Revalorisation à Molenbeek

Statutarisation des agents contractuels, promotion d’une partie du personnel, mise en place d’un 2ème pilier de pension, prime au bénéfice de directions d’écoles ou encore valorisation des agents à temps partiel: Molenbeek vient d’annoncer de nombreuses mesures pour revaloriser son personnel. Le tout pour un budget de 1.383.000 € pour l’année 2019. Une annonce qui a donc dû faire l’objet d’un feu vert de l’inspection régionale. “Ce plan a été soumis à l’avis préalable de l’inspecteur régional qui, après analyse, en a conclu que la commune disposait des moyens financiers nécessaires et que l’équilibre financier était garanti”, explique le cabinet de Bernard Clerfayt.

“Il convient de préciser que depuis 2017, les communes bruxelloises ont été refinancées à concurrence de 30 millions d’euros.  De plus; les critères de répartition de cette dotation entre les communes ont été revues; ce qui pour la commune de Molenbeek; s’est traduit par une augmentation structurelle de son financement  à concurrence de plus de 6,6 millions d’euros par an”, indique aussi sa porte-parole.

Des économies délicates

Une fois rentrée durablement dans les clous budgétaires, une commune peut généralement regarder son avenir financier avec un peu moins d’inquiétude. Mais encore faut-il d’abord passer par la délicate case “économie”. Il a ainsi fallu aux Molenbeekois se serrer la ceinture de manière substantielle en 2015. Le plan approuvé à l’époque par la majorité MR-Ecolo-CDH prévoyait entre autres une réduction de 10 % des dépenses de fonctionnement de tous les services communaux, un moratoire sur les engagements et les remplaçants de personnel, mais aussi des économies de la part du CPAS, de Molenbeek Sport et de l’asbl Lutte contre l’Exclusion Sociale (LES). Du côté de Forest, la fermeture définitive de la piscine s’expliquait aussi à l’époque par les efforts d’assainissement.
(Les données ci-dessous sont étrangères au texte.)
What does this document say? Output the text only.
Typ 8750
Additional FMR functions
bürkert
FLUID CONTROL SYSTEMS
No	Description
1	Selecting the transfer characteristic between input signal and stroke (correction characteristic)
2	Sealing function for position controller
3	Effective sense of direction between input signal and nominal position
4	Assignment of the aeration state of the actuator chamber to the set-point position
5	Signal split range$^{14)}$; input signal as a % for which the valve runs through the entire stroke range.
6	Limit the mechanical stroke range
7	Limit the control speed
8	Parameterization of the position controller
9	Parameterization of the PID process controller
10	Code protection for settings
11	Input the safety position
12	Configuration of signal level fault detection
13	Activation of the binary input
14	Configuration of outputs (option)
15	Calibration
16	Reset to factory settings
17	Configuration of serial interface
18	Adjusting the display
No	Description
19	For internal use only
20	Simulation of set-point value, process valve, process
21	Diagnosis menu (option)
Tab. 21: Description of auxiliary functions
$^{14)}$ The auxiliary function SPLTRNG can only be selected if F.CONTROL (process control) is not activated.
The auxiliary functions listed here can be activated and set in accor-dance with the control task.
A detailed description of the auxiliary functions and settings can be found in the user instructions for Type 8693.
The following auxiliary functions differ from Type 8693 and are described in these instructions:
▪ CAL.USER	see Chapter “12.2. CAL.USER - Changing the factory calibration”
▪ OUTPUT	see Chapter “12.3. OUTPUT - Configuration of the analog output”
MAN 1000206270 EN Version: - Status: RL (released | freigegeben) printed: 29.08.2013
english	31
Une tutelle dont la commune de Forest s’est affranchie en 2013. “Après 20 ans de plans et une fois que c’est assaini, on n’est plus sous plan d’assainissement. Mais une commune comme Forest reste structurellement plus qu’à la limite. Elle fait partie des communes qui peuvent très vite basculer d’un côté à l’autre, tellement il y a peu de marge. C’est une commune assez verte et peu cadastrée. Avec les deux parcs, le chemin de fer, la prison, cela fait beaucoup d’espace pas habité”, explique le premier échevin forestois Charles Spapens (PS). L’avantage selon lui d’avoir quitter la tutelle financière?  Du temps gagné pour prendre certaines décisions et un peu plus de liberté et de marge pour réaliser des investissements.
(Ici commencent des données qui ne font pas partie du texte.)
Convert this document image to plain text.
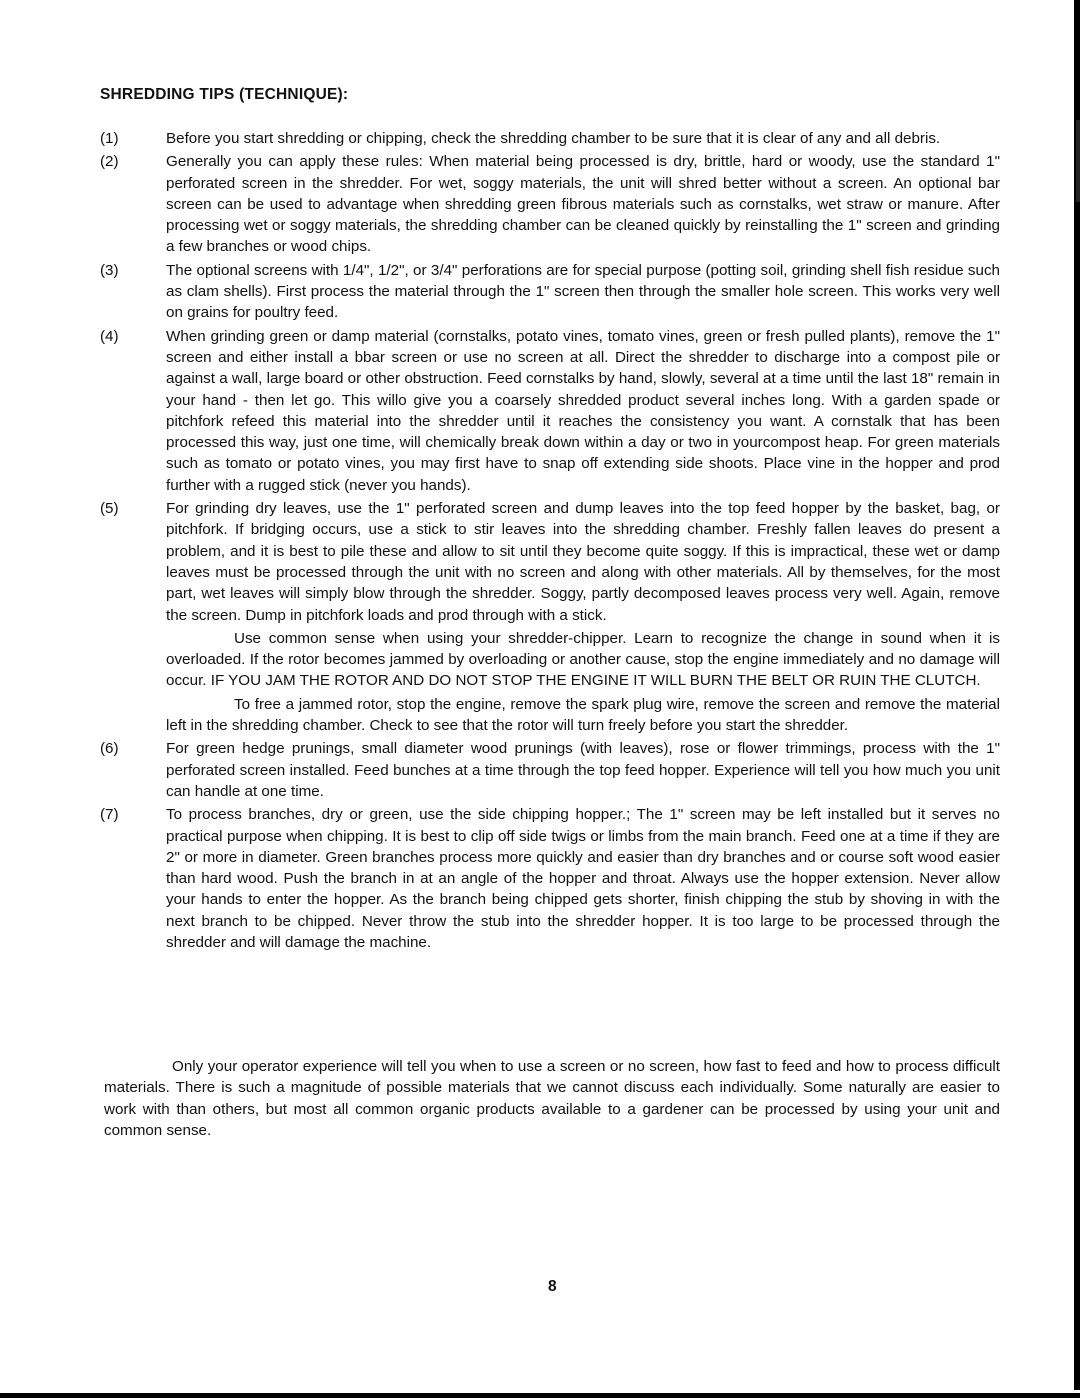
SHREDDING TIPS (TECHNIQUE):
(1)	Before you start shredding or chipping, check the shredding chamber to be sure that it is clear of any and all debris.
(2)	Generally you can apply these rules: When material being processed is dry, brittle, hard or woody, use the standard 1" perforated screen in the shredder. For wet, soggy materials, the unit will shred better without a screen. An optional bar screen can be used to advantage when shredding green fibrous materials such as cornstalks, wet straw or manure. After processing wet or soggy materials, the shredding chamber can be cleaned quickly by reinstalling the 1" screen and grinding a few branches or wood chips.
(3)	The optional screens with 1/4", 1/2", or 3/4" perforations are for special purpose (potting soil, grinding shell fish residue such as clam shells). First process the material through the 1" screen then through the smaller hole screen. This works very well on grains for poultry feed.
(4)	When grinding green or damp material (cornstalks, potato vines, tomato vines, green or fresh pulled plants), remove the 1" screen and either install a bbar screen or use no screen at all. Direct the shredder to discharge into a compost pile or against a wall, large board or other obstruction. Feed cornstalks by hand, slowly, several at a time until the last 18" remain in your hand - then let go. This willo give you a coarsely shredded product several inches long. With a garden spade or pitchfork refeed this material into the shredder until it reaches the consistency you want. A cornstalk that has been processed this way, just one time, will chemically break down within a day or two in yourcompost heap. For green materials such as tomato or potato vines, you may first have to snap off extending side shoots. Place vine in the hopper and prod further with a rugged stick (never you hands).
(5)	For grinding dry leaves, use the 1" perforated screen and dump leaves into the top feed hopper by the basket, bag, or pitchfork. If bridging occurs, use a stick to stir leaves into the shredding chamber. Freshly fallen leaves do present a problem, and it is best to pile these and allow to sit until they become quite soggy. If this is impractical, these wet or damp leaves must be processed through the unit with no screen and along with other materials. All by themselves, for the most part, wet leaves will simply blow through the shredder. Soggy, partly decomposed leaves process very well. Again, remove the screen. Dump in pitchfork loads and prod through with a stick.

Use common sense when using your shredder-chipper. Learn to recognize the change in sound when it is overloaded. If the rotor becomes jammed by overloading or another cause, stop the engine immediately and no damage will occur. IF YOU JAM THE ROTOR AND DO NOT STOP THE ENGINE IT WILL BURN THE BELT OR RUIN THE CLUTCH.

To free a jammed rotor, stop the engine, remove the spark plug wire, remove the screen and remove the material left in the shredding chamber. Check to see that the rotor will turn freely before you start the shredder.

(6)	For green hedge prunings, small diameter wood prunings (with leaves), rose or flower trimmings, process with the 1" perforated screen installed. Feed bunches at a time through the top feed hopper. Experience will tell you how much you unit can handle at one time.
(7)	To process branches, dry or green, use the side chipping hopper.; The 1" screen may be left installed but it serves no practical purpose when chipping. It is best to clip off side twigs or limbs from the main branch. Feed one at a time if they are 2" or more in diameter. Green branches process more quickly and easier than dry branches and or course soft wood easier than hard wood. Push the branch in at an angle of the hopper and throat. Always use the hopper extension. Never allow your hands to enter the hopper. As the branch being chipped gets shorter, finish chipping the stub by shoving in with the next branch to be chipped. Never throw the stub into the shredder hopper. It is too large to be processed through the shredder and will damage the machine.
Only your operator experience will tell you when to use a screen or no screen, how fast to feed and how to process difficult materials. There is such a magnitude of possible materials that we cannot discuss each individually. Some naturally are easier to work with than others, but most all common organic products available to a gardener can be processed by using your unit and common sense.
8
Situation très préoccupante à Evere

Parmi les 19 communes, seule Evere n’a pas pour l’instant de budget pour l’année en cours, rapportait la semaine dernière la RTBF. C’est-à-dire la commune du ministre-président Rudi Vervoort (PS). “En date du 28 mars, le conseil communal a bien approuvé un projet de budget, sans plan triennal. Ce projet a été transmis à la tutelle par voie électronique en date du 10 avril mais sans les annexes légales et sans le plan pluriannuel”, explique le cabinet de Bernard Clerfayt. En réponse, la tutelle régionale a informé la commune en date du 14 mai que le délai pour statuer ne commencerait à courir qu’à la réception de l’ensemble des annexes légales et du plan pluriannuel qui doit légalement accompagné le budget”.
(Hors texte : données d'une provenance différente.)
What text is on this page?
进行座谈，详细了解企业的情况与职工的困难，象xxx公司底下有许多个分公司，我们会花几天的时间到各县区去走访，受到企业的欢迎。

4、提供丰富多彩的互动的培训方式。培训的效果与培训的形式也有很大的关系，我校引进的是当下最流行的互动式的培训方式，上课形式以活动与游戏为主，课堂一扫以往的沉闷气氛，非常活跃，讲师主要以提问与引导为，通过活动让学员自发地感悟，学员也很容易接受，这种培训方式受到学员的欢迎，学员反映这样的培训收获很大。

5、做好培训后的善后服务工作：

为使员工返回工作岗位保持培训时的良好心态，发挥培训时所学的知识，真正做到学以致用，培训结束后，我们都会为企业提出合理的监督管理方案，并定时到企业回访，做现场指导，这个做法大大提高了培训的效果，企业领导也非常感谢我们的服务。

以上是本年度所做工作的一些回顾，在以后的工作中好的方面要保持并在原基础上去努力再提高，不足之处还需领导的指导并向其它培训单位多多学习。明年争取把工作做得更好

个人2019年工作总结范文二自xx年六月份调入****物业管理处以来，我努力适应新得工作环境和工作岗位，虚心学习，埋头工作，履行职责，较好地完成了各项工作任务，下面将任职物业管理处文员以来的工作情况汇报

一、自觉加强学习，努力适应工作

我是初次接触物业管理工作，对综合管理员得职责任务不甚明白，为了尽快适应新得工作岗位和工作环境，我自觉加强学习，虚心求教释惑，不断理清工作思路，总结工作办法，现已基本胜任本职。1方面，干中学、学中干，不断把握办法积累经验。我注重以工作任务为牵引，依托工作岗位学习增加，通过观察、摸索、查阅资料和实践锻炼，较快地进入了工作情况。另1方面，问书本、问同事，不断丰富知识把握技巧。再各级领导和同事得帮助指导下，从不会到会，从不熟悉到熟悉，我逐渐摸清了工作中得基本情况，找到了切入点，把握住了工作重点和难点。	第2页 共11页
“Ces documents n’ont toujours pas été transmis de telle sorte que le budget 2019 n’est toujours pas exécutoire. La ‘sanction’ prévue dans ce cas de figure est l’application du principe des douzièmes provisoires”, ajoute le cabinet. Les conséquences sont loin d’être anodines: la commune ne peut pas se lancer dans des investissements. Même pour des projets aussi importants que la création de crèches ou d’écoles. Interrogé par mail, le cabinet du bourgmestre faisant fonction Christian Beoziere (PS) ne nous a pas encore répondu à l’heure d’écrire ces lignes.